Teresa schläft mit Pacote (Thomas Aquino), von dessen Auftragsmorden ein reißerisches Video kursiert, samt Durchnummerierung. Er versichert, die 6 war er nicht. Ehre, wem Ehre gebührt. Teresa ist so schnell nicht überrascht. Das brasilianische Hinterland, das Mendonça Filho und Dornelles arrangieren, ist keine Idylle, in die Gewalt erst hereinbricht – es ist eine Welt der Gegensätze, genährt von einer blutigen Geschichte mit vielen Tätern und vielen Opfern. Wenn später weiße Amerikaner mit ihrer Gewalt hausieren gehen, dann sind die Brasilianer daran längst gewöhnt. Vielleicht weckt es Erinnerungen.
Von der Landkarte verschwunden

Bacurau ist ein Film der Gleichzeitigkeiten und der Überforderung. Genremix trifft auf historische Referenzen, die politische Parabel auf eine Faszination für Menschen und Landschaften. Mendonça Filho und Dornelles feiern das Heterogene gerade im Kleinen, in den Objekten. Die Bösewichte tragen Vintage-Waffen und durchsichtige Displays, daneben gibt es normale Smartphones und ein Dorfwarnsystem über Walkie-Talkies, das eingesetzt wird, wenn sich mal wieder jemand Unerwünschtes nähert. Es passiert häufiger.
Zur konkreten Bedrohung durch den Wassermangel und die konkrete Wut über den käuflichen Lokalpolitiker Tony Junior (Thardelly Lima) gesellt sich eine zunächst eher abstrakte Verwirrung, die bald in Gefahr umschlägt. Erst ist Bacurau von der Landkarte verschwunden, und auch auf Satellitenbildern ist der Ort nicht mehr zu sehen. Dann haben sie keinen Handyempfang mehr. Ein futuristisch aussehendes fliegendes Objekt, vermutlich eine Drohne, verfolgt einen der Dorfbewohner. Schließlich rollen zwei Fremde in abstrus-bunten Kostümen auf Motorrädern ins Dorf, und in der Nachbarschaft werden die ersten Morde entdeckt.
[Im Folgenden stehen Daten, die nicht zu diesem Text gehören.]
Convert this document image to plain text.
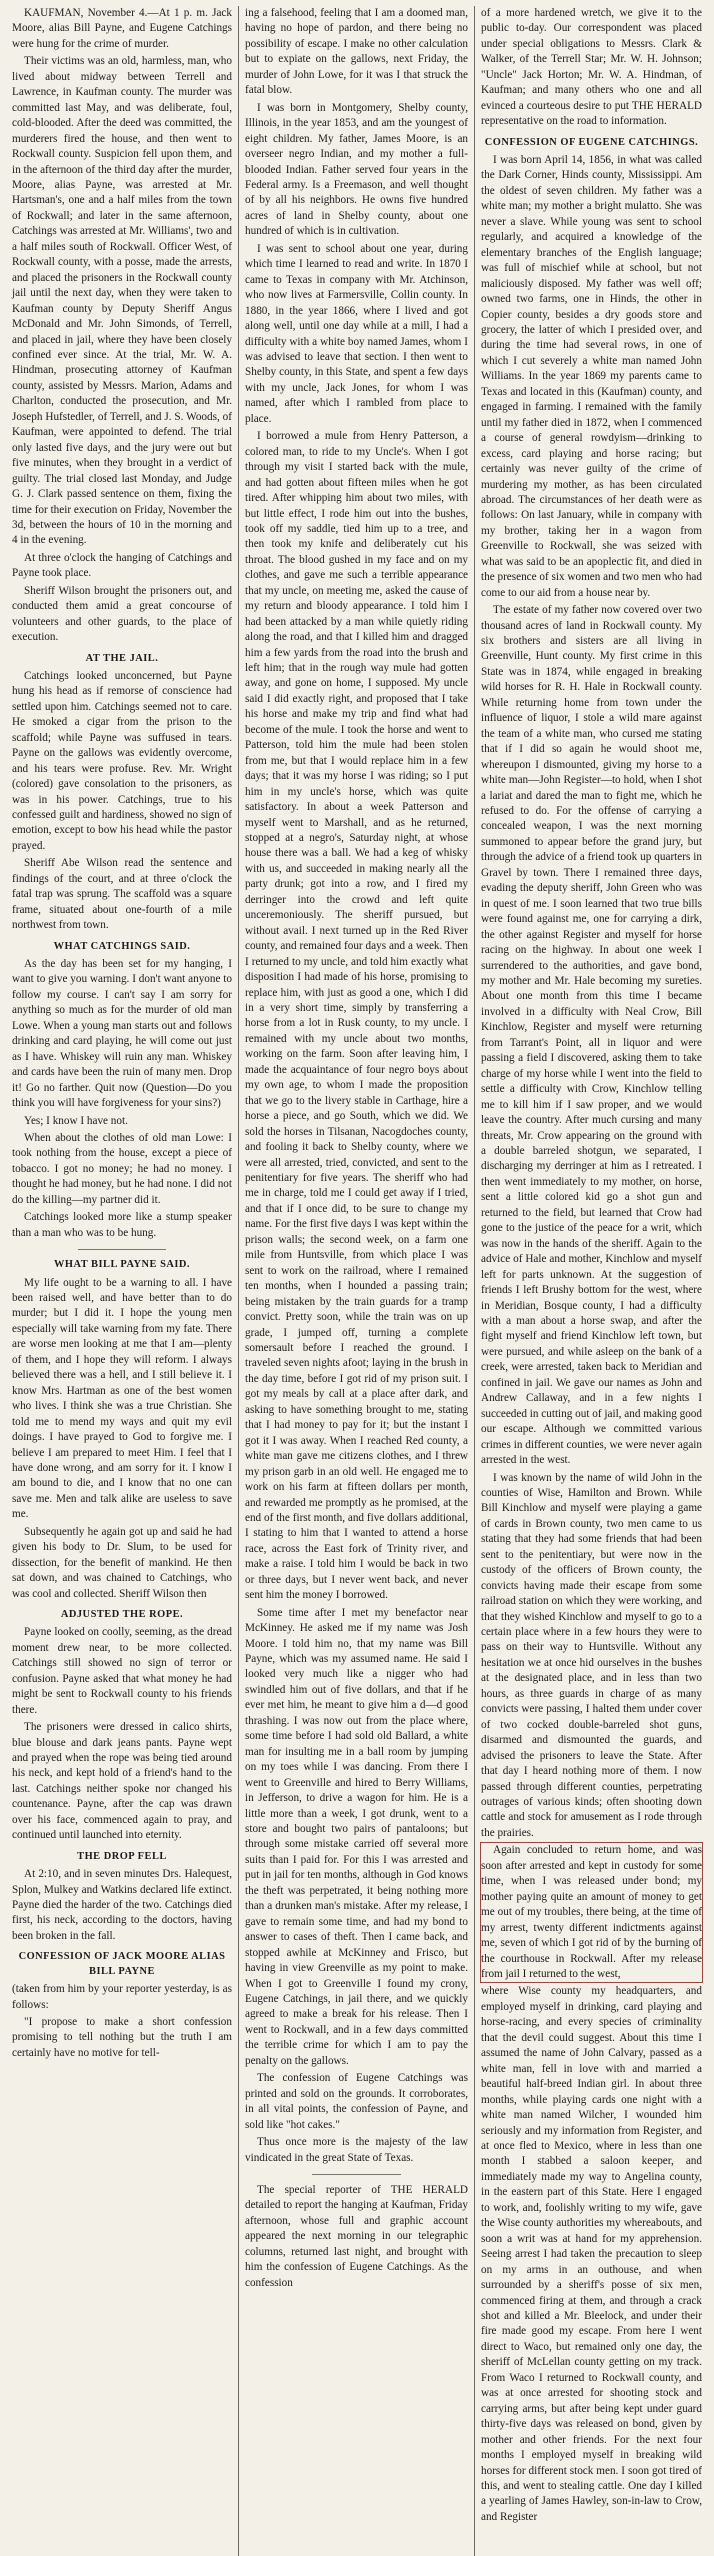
KAUFMAN, November 4.—At 1 p. m. Jack Moore, alias Bill Payne, and Eugene Catchings were hung for the crime of murder.

Their victims was an old, harmless, man, who lived about midway between Terrell and Lawrence, in Kaufman county. The murder was committed last May, and was deliberate, foul, cold-blooded. After the deed was committed, the murderers fired the house, and then went to Rockwall county. Suspicion fell upon them, and in the afternoon of the third day after the murder, Moore, alias Payne, was arrested at Mr. Hartsman's, one and a half miles from the town of Rockwall; and later in the same afternoon, Catchings was arrested at Mr. Williams', two and a half miles south of Rockwall. Officer West, of Rockwall county, with a posse, made the arrests, and placed the prisoners in the Rockwall county jail until the next day, when they were taken to Kaufman county by Deputy Sheriff Angus McDonald and Mr. John Simonds, of Terrell, and placed in jail, where they have been closely confined ever since. At the trial, Mr. W. A. Hindman, prosecuting attorney of Kaufman county, assisted by Messrs. Marion, Adams and Charlton, conducted the prosecution, and Mr. Joseph Hufstedler, of Terrell, and J. S. Woods, of Kaufman, were appointed to defend. The trial only lasted five days, and the jury were out but five minutes, when they brought in a verdict of guilty. The trial closed last Monday, and Judge G. J. Clark passed sentence on them, fixing the time for their execution on Friday, November the 3d, between the hours of 10 in the morning and 4 in the evening.

At three o'clock the hanging of Catchings and Payne took place.

Sheriff Wilson brought the prisoners out, and conducted them amid a great concourse of volunteers and other guards, to the place of execution.

AT THE JAIL.

Catchings looked unconcerned, but Payne hung his head as if remorse of conscience had settled upon him. Catchings seemed not to care. He smoked a cigar from the prison to the scaffold; while Payne was suffused in tears. Payne on the gallows was evidently overcome, and his tears were profuse. Rev. Mr. Wright (colored) gave consolation to the prisoners, as was in his power. Catchings, true to his confessed guilt and hardiness, showed no sign of emotion, except to bow his head while the pastor prayed.

Sheriff Abe Wilson read the sentence and findings of the court, and at three o'clock the fatal trap was sprung. The scaffold was a square frame, situated about one-fourth of a mile northwest from town.

WHAT CATCHINGS SAID.

As the day has been set for my hanging, I want to give you warning. I don't want anyone to follow my course. I can't say I am sorry for anything so much as for the murder of old man Lowe. When a young man starts out and follows drinking and card playing, he will come out just as I have. Whiskey will ruin any man. Whiskey and cards have been the ruin of many men. Drop it! Go no farther. Quit now (Question—Do you think you will have forgiveness for your sins?)

Yes; I know I have not.

When about the clothes of old man Lowe: I took nothing from the house, except a piece of tobacco. I got no money; he had no money. I thought he had money, but he had none. I did not do the killing—my partner did it.

Catchings looked more like a stump speaker than a man who was to be hung.

WHAT BILL PAYNE SAID.

My life ought to be a warning to all. I have been raised well, and have better than to do murder; but I did it. I hope the young men especially will take warning from my fate. There are worse men looking at me that I am—plenty of them, and I hope they will reform. I always believed there was a hell, and I still believe it. I know Mrs. Hartman as one of the best women who lives. I think she was a true Christian. She told me to mend my ways and quit my evil doings. I have prayed to God to forgive me. I believe I am prepared to meet Him. I feel that I have done wrong, and am sorry for it. I know I am bound to die, and I know that no one can save me. Men and talk alike are useless to save me.

Subsequently he again got up and said he had given his body to Dr. Slum, to be used for dissection, for the benefit of mankind. He then sat down, and was chained to Catchings, who was cool and collected. Sheriff Wilson then

ADJUSTED THE ROPE.

Payne looked on coolly, seeming, as the dread moment drew near, to be more collected. Catchings still showed no sign of terror or confusion. Payne asked that what money he had might be sent to Rockwall county to his friends there.

The prisoners were dressed in calico shirts, blue blouse and dark jeans pants. Payne wept and prayed when the rope was being tied around his neck, and kept hold of a friend's hand to the last. Catchings neither spoke nor changed his countenance. Payne, after the cap was drawn over his face, commenced again to pray, and continued until launched into eternity.

THE DROP FELL

At 2:10, and in seven minutes Drs. Halequest, Splon, Mulkey and Watkins declared life extinct. Payne died the harder of the two. Catchings died first, his neck, according to the doctors, having been broken in the fall.

CONFESSION OF JACK MOORE ALIAS BILL PAYNE

(taken from him by your reporter yesterday, is as follows:

"I propose to make a short confession promising to tell nothing but the truth I am certainly have no motive for tell-

ing a falsehood, feeling that I am a doomed man, having no hope of pardon, and there being no possibility of escape. I make no other calculation but to expiate on the gallows, next Friday, the murder of John Lowe, for it was I that struck the fatal blow.

I was born in Montgomery, Shelby county, Illinois, in the year 1853, and am the youngest of eight children. My father, James Moore, is an overseer negro Indian, and my mother a full-blooded Indian. Father served four years in the Federal army. Is a Freemason, and well thought of by all his neighbors. He owns five hundred acres of land in Shelby county, about one hundred of which is in cultivation.

I was sent to school about one year, during which time I learned to read and write. In 1870 I came to Texas in company with Mr. Atchinson, who now lives at Farmersville, Collin county. In 1880, in the year 1866, where I lived and got along well, until one day while at a mill, I had a difficulty with a white boy named James, whom I was advised to leave that section. I then went to Shelby county, in this State, and spent a few days with my uncle, Jack Jones, for whom I was named, after which I rambled from place to place.

I borrowed a mule from Henry Patterson, a colored man, to ride to my Uncle's. When I got through my visit I started back with the mule, and had gotten about fifteen miles when he got tired. After whipping him about two miles, with but little effect, I rode him out into the bushes, took off my saddle, tied him up to a tree, and then took my knife and deliberately cut his throat. The blood gushed in my face and on my clothes, and gave me such a terrible appearance that my uncle, on meeting me, asked the cause of my return and bloody appearance. I told him I had been attacked by a man while quietly riding along the road, and that I killed him and dragged him a few yards from the road into the brush and left him; that in the rough way mule had gotten away, and gone on home, I supposed. My uncle said I did exactly right, and proposed that I take his horse and make my trip and find what had become of the mule. I took the horse and went to Patterson, told him the mule had been stolen from me, but that I would replace him in a few days; that it was my horse I was riding; so I put him in my uncle's horse, which was quite satisfactory. In about a week Patterson and myself went to Marshall, and as he returned, stopped at a negro's, Saturday night, at whose house there was a ball. We had a keg of whisky with us, and succeeded in making nearly all the party drunk; got into a row, and I fired my derringer into the crowd and left quite unceremoniously. The sheriff pursued, but without avail. I next turned up in the Red River county, and remained four days and a week. Then I returned to my uncle, and told him exactly what disposition I had made of his horse, promising to replace him, with just as good a one, which I did in a very short time, simply by transferring a horse from a lot in Rusk county, to my uncle. I remained with my uncle about two months, working on the farm. Soon after leaving him, I made the acquaintance of four negro boys about my own age, to whom I made the proposition that we go to the livery stable in Carthage, hire a horse a piece, and go South, which we did. We sold the horses in Tilsanan, Nacogdoches county, and fooling it back to Shelby county, where we were all arrested, tried, convicted, and sent to the penitentiary for five years. The sheriff who had me in charge, told me I could get away if I tried, and that if I once did, to be sure to change my name. For the first five days I was kept within the prison walls; the second week, on a farm one mile from Huntsville, from which place I was sent to work on the railroad, where I remained ten months, when I hounded a passing train; being mistaken by the train guards for a tramp convict. Pretty soon, while the train was on up grade, I jumped off, turning a complete somersault before I reached the ground. I traveled seven nights afoot; laying in the brush in the day time, before I got rid of my prison suit. I got my meals by call at a place after dark, and asking to have something brought to me, stating that I had money to pay for it; but the instant I got it I was away. When I reached Red county, a white man gave me citizens clothes, and I threw my prison garb in an old well. He engaged me to work on his farm at fifteen dollars per month, and rewarded me promptly as he promised, at the end of the first month, and five dollars additional, I stating to him that I wanted to attend a horse race, across the East fork of Trinity river, and make a raise. I told him I would be back in two or three days, but I never went back, and never sent him the money I borrowed.

Some time after I met my benefactor near McKinney. He asked me if my name was Josh Moore. I told him no, that my name was Bill Payne, which was my assumed name. He said I looked very much like a nigger who had swindled him out of five dollars, and that if he ever met him, he meant to give him a d—d good thrashing. I was now out from the place where, some time before I had sold old Ballard, a white man for insulting me in a ball room by jumping on my toes while I was dancing. From there I went to Greenville and hired to Berry Williams, in Jefferson, to drive a wagon for him. He is a little more than a week, I got drunk, went to a store and bought two pairs of pantaloons; but through some mistake carried off several more suits than I paid for. For this I was arrested and put in jail for ten months, although in God knows the theft was perpetrated, it being nothing more than a drunken man's mistake. After my release, I gave to remain some time, and had my bond to answer to cases of theft. Then I came back, and stopped awhile at McKinney and Frisco, but having in view Greenville as my point to make. When I got to Greenville I found my crony, Eugene Catchings, in jail there, and we quickly agreed to make a break for his release. Then I went to Rockwall, and in a few days committed the terrible crime for which I am to pay the penalty on the gallows.

The confession of Eugene Catchings was printed and sold on the grounds. It corroborates, in all vital points, the confession of Payne, and sold like "hot cakes."

Thus once more is the majesty of the law vindicated in the great State of Texas.

The special reporter of THE HERALD detailed to report the hanging at Kaufman, Friday afternoon, whose full and graphic account appeared the next morning in our telegraphic columns, returned last night, and brought with him the confession of Eugene Catchings. As the confession

of a more hardened wretch, we give it to the public to-day. Our correspondent was placed under special obligations to Messrs. Clark & Walker, of the Terrell Star; Mr. W. H. Johnson; "Uncle" Jack Horton; Mr. W. A. Hindman, of Kaufman; and many others who one and all evinced a courteous desire to put THE HERALD representative on the road to information.

CONFESSION OF EUGENE CATCHINGS.

I was born April 14, 1856, in what was called the Dark Corner, Hinds county, Mississippi. Am the oldest of seven children. My father was a white man; my mother a bright mulatto. She was never a slave. While young was sent to school regularly, and acquired a knowledge of the elementary branches of the English language; was full of mischief while at school, but not maliciously disposed. My father was well off; owned two farms, one in Hinds, the other in Copier county, besides a dry goods store and grocery, the latter of which I presided over, and during the time had several rows, in one of which I cut severely a white man named John Williams. In the year 1869 my parents came to Texas and located in this (Kaufman) county, and engaged in farming. I remained with the family until my father died in 1872, when I commenced a course of general rowdyism—drinking to excess, card playing and horse racing; but certainly was never guilty of the crime of murdering my mother, as has been circulated abroad. The circumstances of her death were as follows: On last January, while in company with my brother, taking her in a wagon from Greenville to Rockwall, she was seized with what was said to be an apoplectic fit, and died in the presence of six women and two men who had come to our aid from a house near by.

The estate of my father now covered over two thousand acres of land in Rockwall county. My six brothers and sisters are all living in Greenville, Hunt county. My first crime in this State was in 1874, while engaged in breaking wild horses for R. H. Hale in Rockwall county. While returning home from town under the influence of liquor, I stole a wild mare against the team of a white man, who cursed me stating that if I did so again he would shoot me, whereupon I dismounted, giving my horse to a white man—John Register—to hold, when I shot a lariat and dared the man to fight me, which he refused to do. For the offense of carrying a concealed weapon, I was the next morning summoned to appear before the grand jury, but through the advice of a friend took up quarters in Gravel by town. There I remained three days, evading the deputy sheriff, John Green who was in quest of me. I soon learned that two true bills were found against me, one for carrying a dirk, the other against Register and myself for horse racing on the highway. In about one week I surrendered to the authorities, and gave bond, my mother and Mr. Hale becoming my sureties. About one month from this time I became involved in a difficulty with Neal Crow, Bill Kinchlow, Register and myself were returning from Tarrant's Point, all in liquor and were passing a field I discovered, asking them to take charge of my horse while I went into the field to settle a difficulty with Crow, Kinchlow telling me to kill him if I saw proper, and we would leave the country. After much cursing and many threats, Mr. Crow appearing on the ground with a double barreled shotgun, we separated, I discharging my derringer at him as I retreated. I then went immediately to my mother, on horse, sent a little colored kid go a shot gun and returned to the field, but learned that Crow had gone to the justice of the peace for a writ, which was now in the hands of the sheriff. Again to the advice of Hale and mother, Kinchlow and myself left for parts unknown. At the suggestion of friends I left Brushy bottom for the west, where in Meridian, Bosque county, I had a difficulty with a man about a horse swap, and after the fight myself and friend Kinchlow left town, but were pursued, and while asleep on the bank of a creek, were arrested, taken back to Meridian and confined in jail. We gave our names as John and Andrew Callaway, and in a few nights I succeeded in cutting out of jail, and making good our escape. Although we committed various crimes in different counties, we were never again arrested in the west.

I was known by the name of wild John in the counties of Wise, Hamilton and Brown. While Bill Kinchlow and myself were playing a game of cards in Brown county, two men came to us stating that they had some friends that had been sent to the penitentiary, but were now in the custody of the officers of Brown county, the convicts having made their escape from some railroad station on which they were working, and that they wished Kinchlow and myself to go to a certain place where in a few hours they were to pass on their way to Huntsville. Without any hesitation we at once hid ourselves in the bushes at the designated place, and in less than two hours, as three guards in charge of as many convicts were passing, I halted them under cover of two cocked double-barreled shot guns, disarmed and dismounted the guards, and advised the prisoners to leave the State. After that day I heard nothing more of them. I now passed through different counties, perpetrating outrages of various kinds; often shooting down cattle and stock for amusement as I rode through the prairies.

Again concluded to return home, and was soon after arrested and kept in custody for some time, when I was released under bond; my mother paying quite an amount of money to get me out of my troubles, there being, at the time of my arrest, twenty different indictments against me, seven of which I got rid of by the burning of the courthouse in Rockwall. After my release from jail I returned to the west,

where Wise county my headquarters, and employed myself in drinking, card playing and horse-racing, and every species of criminality that the devil could suggest. About this time I assumed the name of John Calvary, passed as a white man, fell in love with and married a beautiful half-breed Indian girl. In about three months, while playing cards one night with a white man named Wilcher, I wounded him seriously and my information from Register, and at once fled to Mexico, where in less than one month I stabbed a saloon keeper, and immediately made my way to Angelina county, in the eastern part of this State. Here I engaged to work, and, foolishly writing to my wife, gave the Wise county authorities my whereabouts, and soon a writ was at hand for my apprehension. Seeing arrest I had taken the precaution to sleep on my arms in an outhouse, and when surrounded by a sheriff's posse of six men, commenced firing at them, and through a crack shot and killed a Mr. Bleelock, and under their fire made good my escape. From here I went direct to Waco, but remained only one day, the sheriff of McLellan county getting on my track. From Waco I returned to Rockwall county, and was at once arrested for shooting stock and carrying arms, but after being kept under guard thirty-five days was released on bond, given by mother and other friends. For the next four months I employed myself in breaking wild horses for different stock men. I soon got tired of this, and went to stealing cattle. One day I killed a yearling of James Hawley, son-in-law to Crow, and Register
Nicht alles passt zusammen in Bacurau, vieles bleibt rätselhaft, manches ist plump. Vor allem kriegt Udo Kier viele Gelegenheiten, große Auftritte hinzulegen mit bedeutungsschweren Blicken und Worten. Sie fügen sich nicht narrativ ein, wie überhaupt die Kraft des Films keine von Story und Plot ist. Vielmehr schöpfen Dornelles und Mendonça Filho aus dem erzählerischen Arsenal des Kinos, um gleichzeitig Humanismus und Liebe fürs kinetische Erzählen zum Ausdruck zu bringen. Vom Zitat inzwischen weitgehend aus Filmen verschwundener weicher Wischblenden bis hin zur Verfolgungsjagd des Tanklasters aus der Luft werden alle Register gezogen.
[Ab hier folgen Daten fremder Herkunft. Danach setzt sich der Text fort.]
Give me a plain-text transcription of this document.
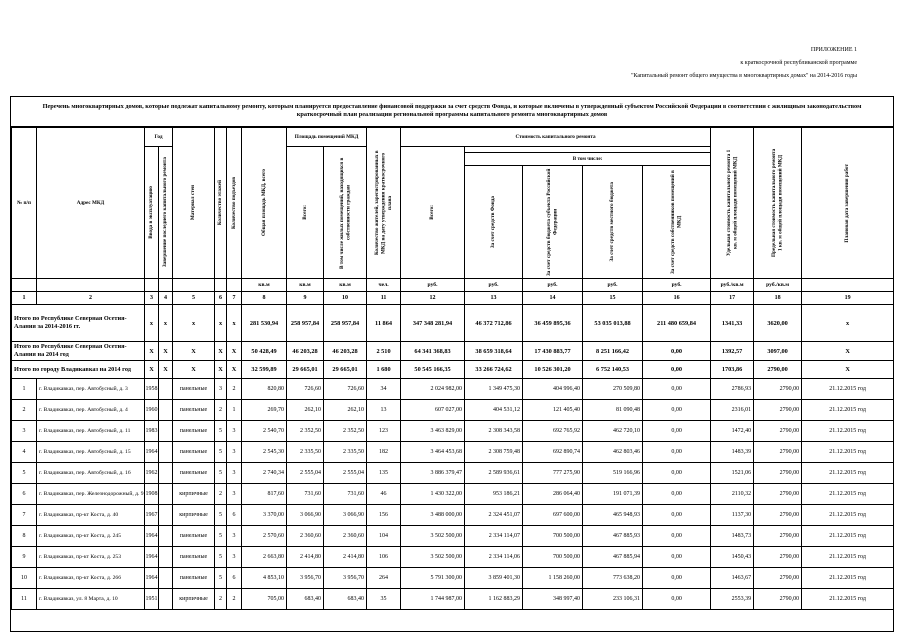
ПРИЛОЖЕНИЕ 1
к краткосрочной республиканской программе
"Капитальный ремонт общего имущества в многоквартирных домах" на 2014-2016 годы
Перечень многоквартирных домов, которые подлежат капитальному ремонту, которым планируется предоставление финансовой поддержки за счет средств Фонда, и которые включены в утвержденный субъектом Российской Федерации в соответствии с жилищным законодательством краткосрочный план реализации региональной программы капитального ремонта многоквартирных домов
№ п/п	Адрес МКД	Год		Материал стен	Количество этажей	Количество подъездов	Общая площадь МКД, всего	Площадь помещений МКД		Количество жителей, зарегистрированных в МКД на дату утверждения краткосрочного плана	Стоимость капитального ремонта					Удельная стоимость капитального ремонта 1 кв. м общей площади помещений МКД	Предельная стоимость капитального ремонта 1 кв. м общей площади помещений МКД	Плановая дата завершения работ

		Ввода в эксплуатацию	Завершение последнего капитального ремонта					Всего:	В том числе жилых помещений, находящихся в собственности граждан		Всего:							

												В том числе:						

												За счет средств Фонда	За счет средств бюджета субъекта Российской Федерации	За счет средств местного бюджета	За счет средств собственников помещений в МКД			

							кв.м	кв.м	кв.м	чел.	руб.	руб.	руб.	руб.	руб.	руб./кв.м	руб./кв.м	
1	2	3	4	5	6	7	8	9	10	11	12	13	14	15	16	17	18	19
Итого по Республике Северная Осетия-Алания за 2014-2016 гг.		x	x	x	x	x	281 530,94	258 957,84	258 957,84	11 864	347 348 281,94	46 372 712,86	36 459 895,36	53 035 013,88	211 480 659,84	1341,33	3620,00	x
Итого по Республике Северная Осетия-Алания на 2014 год		X	X	X	X	X	50 428,49	46 203,28	46 203,28	2 510	64 341 368,83	38 659 318,64	17 430 883,77	8 251 166,42	0,00	1392,57	3097,00	X
Итого по городу Владикавказ на 2014 год		X	X	X	X	X	32 599,89	29 665,01	29 665,01	1 680	50 545 166,35	33 266 724,62	10 526 301,20	6 752 140,53	0,00	1703,86	2790,00	X
1	г. Владикавказ, пер. Автобусный, д. 3	1958		панельные	3	2	820,80	726,60	726,60	34	2 024 982,00	1 349 475,30	404 996,40	270 509,80	0,00	2786,93	2790,00	21.12.2015 год
2	г. Владикавказ, пер. Автобусный, д. 4	1960		панельные	2	1	269,70	262,10	262,10	13	607 027,00	404 531,12	121 405,40	81 090,48	0,00	2316,01	2790,00	21.12.2015 год
3	г. Владикавказ, пер. Автобусный, д. 11	1983		панельные	5	3	2 540,70	2 352,50	2 352,50	123	3 463 829,00	2 308 343,58	692 765,92	462 720,10	0,00	1472,40	2790,00	21.12.2015 год
4	г. Владикавказ, пер. Автобусный, д. 15	1964		панельные	5	3	2 545,30	2 335,50	2 335,50	182	3 464 453,68	2 308 759,48	692 890,74	462 803,46	0,00	1483,39	2790,00	21.12.2015 год
5	г. Владикавказ, пер. Автобусный, д. 16	1962		панельные	5	3	2 740,34	2 555,04	2 555,04	135	3 886 379,47	2 589 936,61	777 275,90	519 166,96	0,00	1521,06	2790,00	21.12.2015 год
6	г. Владикавказ, пер. Железнодорожный, д. 9	1908		кирпичные	2	3	817,60	731,60	731,60	46	1 430 322,00	953 186,21	286 064,40	191 071,39	0,00	2110,32	2790,00	21.12.2015 год
7	г. Владикавказ, пр-кт Коста, д. 40	1967		кирпичные	5	6	3 370,00	3 066,90	3 066,90	156	3 488 000,00	2 324 451,07	697 600,00	465 948,93	0,00	1137,30	2790,00	21.12.2015 год
8	г. Владикавказ, пр-кт Коста, д. 245	1964		панельные	5	3	2 570,60	2 360,60	2 360,60	104	3 502 500,00	2 334 114,07	700 500,00	467 885,93	0,00	1483,73	2790,00	21.12.2015 год
9	г. Владикавказ, пр-кт Коста, д. 253	1964		панельные	5	3	2 663,80	2 414,80	2 414,80	106	3 502 500,00	2 334 114,06	700 500,00	467 885,94	0,00	1450,43	2790,00	21.12.2015 год
10	г. Владикавказ, пр-кт Коста, д. 266	1964		панельные	5	6	4 853,10	3 956,70	3 956,70	264	5 791 300,00	3 859 401,30	1 158 260,00	773 638,20	0,00	1463,67	2790,00	21.12.2015 год
11	г. Владикавказ, ул. 8 Марта, д. 10	1951		кирпичные	2	2	705,00	683,40	683,40	35	1 744 987,00	1 162 883,29	348 997,40	233 106,31	0,00	2553,39	2790,00	21.12.2015 год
Was die Schwerkraft mit der Physis macht

Die Dynamik, die die Regisseure beschwören, lässt eine besonders schillernde Bandbreite an Intensitäten zu. Mal fliegen sie über die Körper hinweg und erarbeiten sich die Konflikte auf planerischer Ebene, stets aber folgt darauf der Sturzflug auf die intime Ebene des Zwischenmenschlichen, das sich dem rein allegorischen Zugriff bewusst entzieht. Natürlich ist in der Genrekonstellation eines von fremden Kräften belagerten Dorfes, das sich wehren muss, reichlich Stoff für eine gerade aktuell drängende politische Lektüre. Vielmehr aber als aus diesem ziemlich groben Arrangement speist sich der Blick auf die brasilianische Gegenwart aus dem unbedingten Willen der Filmemacher zur emotionalen Aufladung des Augenblicks.
Herausragend an diesem reichlich unebenen Film ist seine Art, die Körperlichkeit der Figuren herauszuschälen. Kein Auftritt ohne Akzent auf die Bewegungen und darauf, was die Schwerkraft mit der Physis macht. Nichts wird gesagt, sowieso nichts gefühlt, was sich nicht in Haltung und Gang ausdrücken würde. Das gilt für die Stars nicht weniger als für die vielen unbekannten Darsteller, die sich einer nach dem anderen in die Erinnerung einschreiben, weil Bacurau daran glaubt, dass jede Figur, jeder Mensch einen Unterschied macht. Die Erfahrung von Menschlichkeit, die der Film mit den Mitteln des Kinos ermöglicht, ist ganz eigen, sie geht nicht auf in der Erzählung, sie dient ihr nicht mal immer, aber sie bleibt. Udo Kier sagt am Ende: „This is only the beginning“. Ein Klischee, dahingesagt. Und vielleicht doch auch genau das Gegenteil.
Bacurau ist bis zum 29. November 2022 in der Arte-Mediathek.